Saturday, July 20, 2019

Overpopulation :: Human Population

During the first 2 million or so years of its history the human population was a minor element in the world ecosystem, with at most 10 million members. In the New Stone Age, less than 10,000 years ago, the number of humans began to increase more rapidly. The rough equilibrium maintained before Neolithic times gave way when the human population developed agriculture and animal husbandry and no longer had to spread out in search of game. With the abandonment of a hunting-gathering way of life and the rise of permanent settlements and eventually cities, the human population underwent dramatic growth. By the beginning of the Christian era it had reached 250 million, and by 1650, half a billion. Growth of population during 20th century was very rapid. In 1994 the total world population was estimated at about 5. 6 billion people. It increased nearly by 4 billions of people during past 100 years. The most significant world trend is that death rates are currently falling in poor and rich countries alike, while birthrates remain high in most poor countries and low in most rich ones. Exceptions are the generally higher death rates of Africa and the high birthrates of the rich oil-producing countries. The most populous countries, in descending order, are China, India, the United States, Indonesia, Brazil, and Russia. The U.S. population totaled about 260. 8 million in 1994. In the 1990s about 4. 1 million children were born annually in the United States, and more than 2. 1 million persons died yearly. The greater number of births is due in part to a fertility rate that has increased by nearly 20 percent since the mid-1980s. International immigration, both legal and illegal, is another major element in U.S. population growth. Legal immigration has recently amounted to about 1 million per year; illegal immigration is thought to be several hundred thousand.

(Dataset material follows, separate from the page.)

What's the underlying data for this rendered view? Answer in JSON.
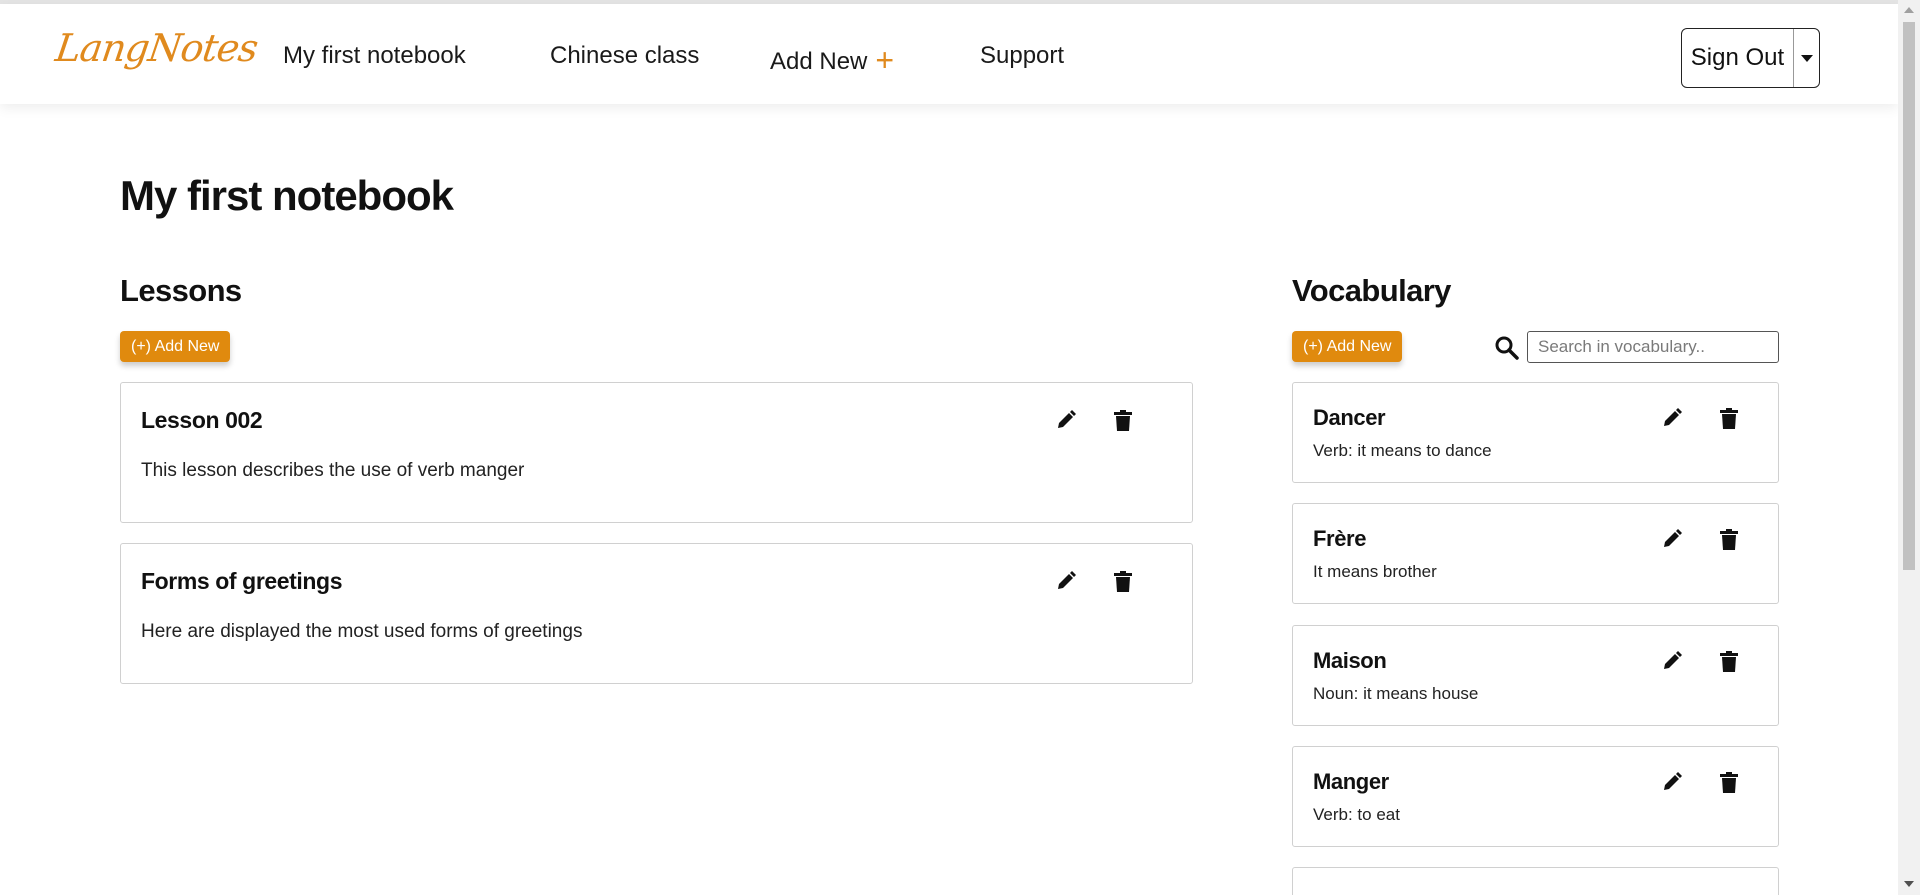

In China, the world's most populous country, the 1994 population was estimated at nearly 1. 2 billion, more than double the 1953 census population of 584 million in mainland China. China's annual increase has been estimated at 1. 1 percent annually. India's population of more than 911. 6 million people (1994 est.) is increasing faster than that of China, and if present trends continue, it will soon catch up with or surpass China. Since the disintegration of the USSR, Indonesia and Brazil are now the fourth and fifth most populous countries, with 1994 estimated populations of 199.